Barış Anneleri'nin Erdoğan'a da soruları vardı: "Sayın Başbakan, Suriyeli sivillere yönelik haklı tepkinizden yola çıkarak Kürt bebeklerinin parçalanmış bedenlerine de benzer tepkiyi verebilecek misiniz? Sizin tahammülünüz var mı bu ölümlere?"
Barış Anneleri, açıklamalarının sonunda şunları söyledi: "On binlerce evladımızın ölümünü geri döndürmek anaların yaşadığı üzüntü ve acıyı onarmak mümkün olmayacaktır. Artık başka çocuklarımız ve eşlerimizin ölmemesi için barış içinde yaşamaktan başka bir yol olmadığına inanıyoruz.
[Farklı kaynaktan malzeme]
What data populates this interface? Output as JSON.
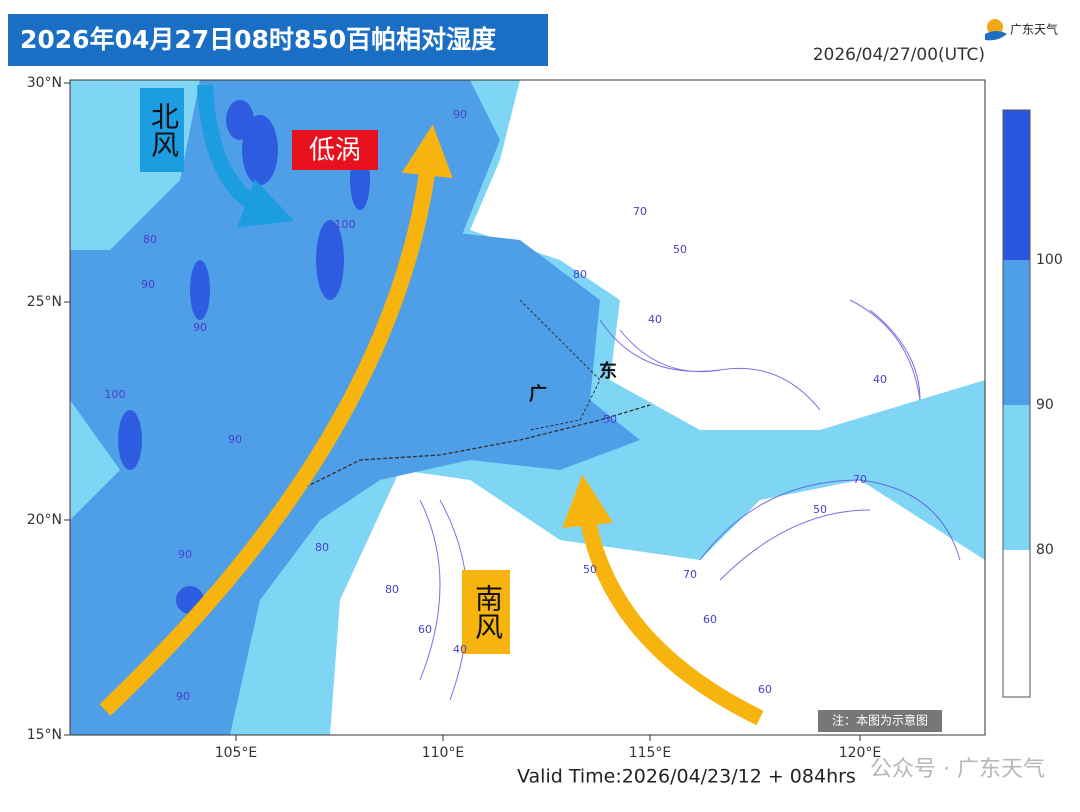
{
  "header": {
    "title": "2026年04月27日08时850百帕相对湿度",
    "brand": "广东天气",
    "init_time": "2026/04/27/00(UTC)"
  },
  "map": {
    "lat_labels": [
      "30°N",
      "25°N",
      "20°N",
      "15°N"
    ],
    "lon_labels": [
      "105°E",
      "110°E",
      "115°E",
      "120°E"
    ],
    "annotations": {
      "north_wind": "北风",
      "low_vortex": "低涡",
      "south_wind": "南风",
      "guang": "广",
      "dong": "东"
    },
    "contour_labels": [
      "90",
      "80",
      "100",
      "90",
      "90",
      "100",
      "90",
      "80",
      "90",
      "90",
      "80",
      "70",
      "50",
      "40",
      "50",
      "70",
      "60",
      "40",
      "80",
      "60",
      "50",
      "40",
      "70",
      "50",
      "60"
    ],
    "note": "注：本图为示意图"
  },
  "colorbar": {
    "labels": [
      "100",
      "90",
      "80"
    ]
  },
  "footer": {
    "valid_time": "Valid Time:2026/04/23/12 + 084hrs",
    "watermark": "公众号 · 广东天气"
  }
}
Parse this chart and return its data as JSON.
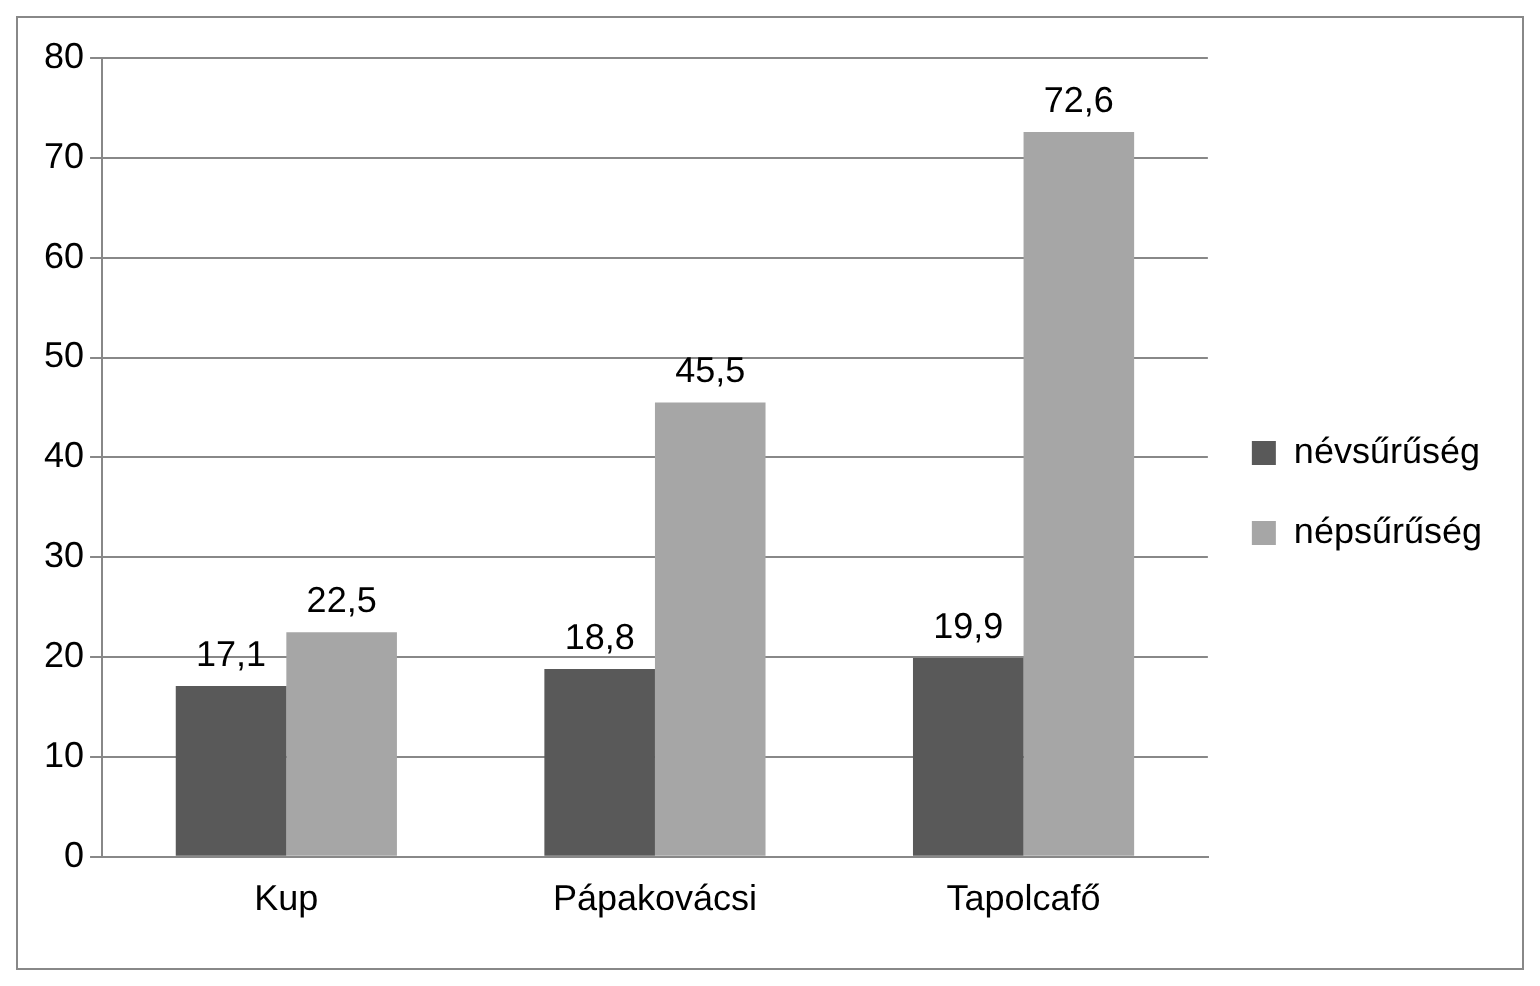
{
  "chart_data": {
    "type": "bar",
    "categories": [
      "Kup",
      "Pápakovácsi",
      "Tapolcafő"
    ],
    "series": [
      {
        "name": "névsűrűség",
        "color": "#595959",
        "values": [
          17.1,
          18.8,
          19.9
        ],
        "value_labels": [
          "17,1",
          "18,8",
          "19,9"
        ]
      },
      {
        "name": "népsűrűség",
        "color": "#a6a6a6",
        "values": [
          22.5,
          45.5,
          72.6
        ],
        "value_labels": [
          "22,5",
          "45,5",
          "72,6"
        ]
      }
    ],
    "ylim": [
      0,
      80
    ],
    "yticks": [
      0,
      10,
      20,
      30,
      40,
      50,
      60,
      70,
      80
    ],
    "grid": "y",
    "legend": "right"
  }
}
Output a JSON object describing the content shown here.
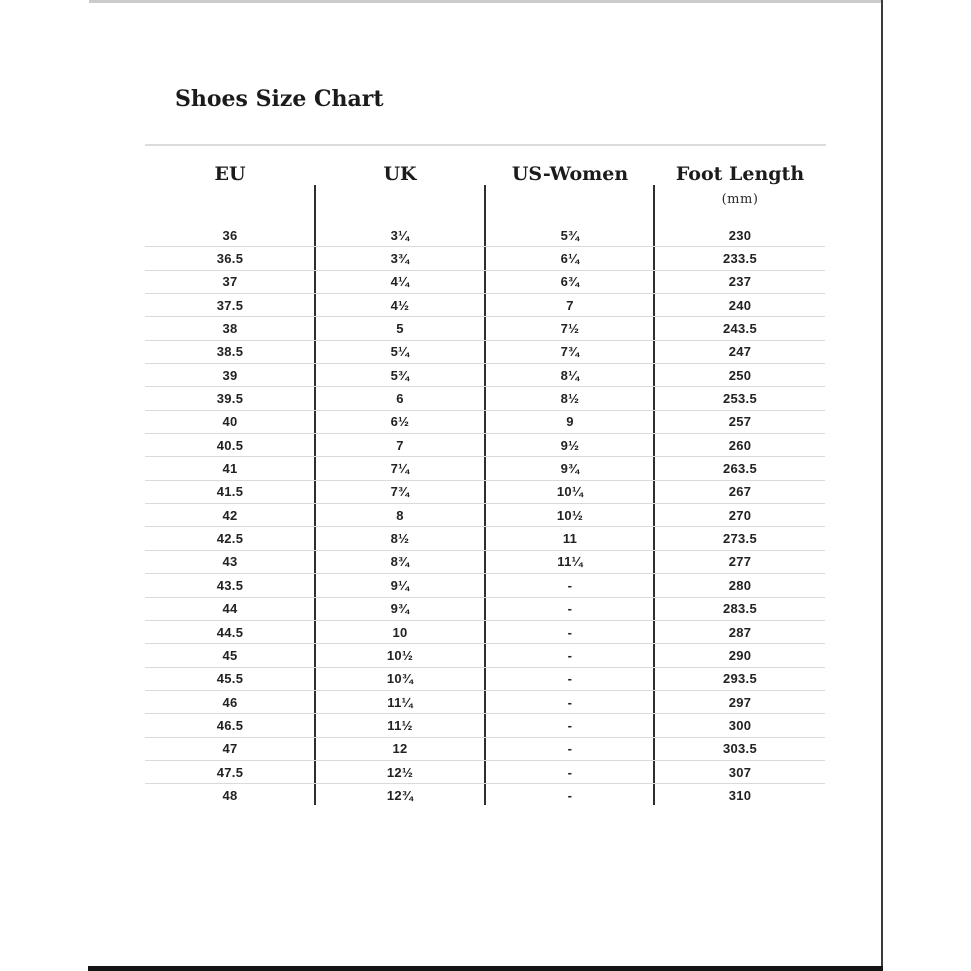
{
  "page_title": "Shoes Size Chart",
  "header": {
    "eu": "EU",
    "uk": "UK",
    "us_women": "US-Women",
    "foot_length": "Foot Length",
    "unit": "(mm)"
  },
  "chart_data": {
    "type": "table",
    "title": "Shoes Size Chart",
    "columns": [
      "EU",
      "UK",
      "US-Women",
      "Foot Length (mm)"
    ],
    "rows": [
      [
        "36",
        "3¼",
        "5¾",
        "230"
      ],
      [
        "36.5",
        "3¾",
        "6¼",
        "233.5"
      ],
      [
        "37",
        "4¼",
        "6¾",
        "237"
      ],
      [
        "37.5",
        "4½",
        "7",
        "240"
      ],
      [
        "38",
        "5",
        "7½",
        "243.5"
      ],
      [
        "38.5",
        "5¼",
        "7¾",
        "247"
      ],
      [
        "39",
        "5¾",
        "8¼",
        "250"
      ],
      [
        "39.5",
        "6",
        "8½",
        "253.5"
      ],
      [
        "40",
        "6½",
        "9",
        "257"
      ],
      [
        "40.5",
        "7",
        "9½",
        "260"
      ],
      [
        "41",
        "7¼",
        "9¾",
        "263.5"
      ],
      [
        "41.5",
        "7¾",
        "10¼",
        "267"
      ],
      [
        "42",
        "8",
        "10½",
        "270"
      ],
      [
        "42.5",
        "8½",
        "11",
        "273.5"
      ],
      [
        "43",
        "8¾",
        "11¼",
        "277"
      ],
      [
        "43.5",
        "9¼",
        "-",
        "280"
      ],
      [
        "44",
        "9¾",
        "-",
        "283.5"
      ],
      [
        "44.5",
        "10",
        "-",
        "287"
      ],
      [
        "45",
        "10½",
        "-",
        "290"
      ],
      [
        "45.5",
        "10¾",
        "-",
        "293.5"
      ],
      [
        "46",
        "11¼",
        "-",
        "297"
      ],
      [
        "46.5",
        "11½",
        "-",
        "300"
      ],
      [
        "47",
        "12",
        "-",
        "303.5"
      ],
      [
        "47.5",
        "12½",
        "-",
        "307"
      ],
      [
        "48",
        "12¾",
        "-",
        "310"
      ]
    ]
  },
  "colors": {
    "background": "#ffffff",
    "text": "#1b1b1b",
    "row_separator": "#dadada",
    "column_separator": "#2e2e2e",
    "title_divider": "#dcdcdc",
    "photo_edge_top": "#cbcbcb",
    "photo_edge_right": "#3b3b3b",
    "photo_edge_bottom": "#141414"
  }
}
Bütün anneleri barış için çalışmaya ve bizimle hareket etmeye çağırıyoruz."
'HAKKARİ VALİSİ ÖLÜM EMRİ VERDİ; AYHAN KATLEDİLDİ'
BDP İstanbul Milletvekili Sebahat Tuncel ise İstanbul Valiliği'nin eylemi fiili olarak yasakladığına değinerek, engellemeye tepki gösterdi. Tuncel, Valiliğin annelerin barış talebinin diğer yurttaşlar tarafından duyulmasını istemediğini ifade etti.
Hakkari'deki canlı kalkan eyleminde Yıldırım Ayhan'ın bizzat devlet tarafından öldürülmesini kınayan Tuncel, İçişleri Bakanı Beşir Atalay'ın "90'lara dönülmeyecek. Hukuk dışı birşey olmayacak" sözlerini hatırlatarak, şöyle dedi: "90'larda da bir hukuk vardı. OHAL Bölge Valiliği'nin de bir hukuk vardı. Şimdi de bir hukuk var. Bu hukuk OHAL'den kötü bir hukuktur. Şimdi her il valisini özel olarak görevlendirdiniz, Hakkari Valisi bir arkadaşımızın ölüm emrini vermiştir. İçişleri Bakanlığı, Başbakanlık'tan bağımsız değildir bu. Yeni hukuk bunu gerektiriyor."
Başbakan Erdoğan'ın "tarafınızı belirleyin" ve "pozisyon alın" şeklindeki sözlerine de, "Bizim tarafımız, barıştan, kardeşlikten, eşitlikten yanadır. Tarafımız savaştan yana asla olmayacak" diye yanıt verdi.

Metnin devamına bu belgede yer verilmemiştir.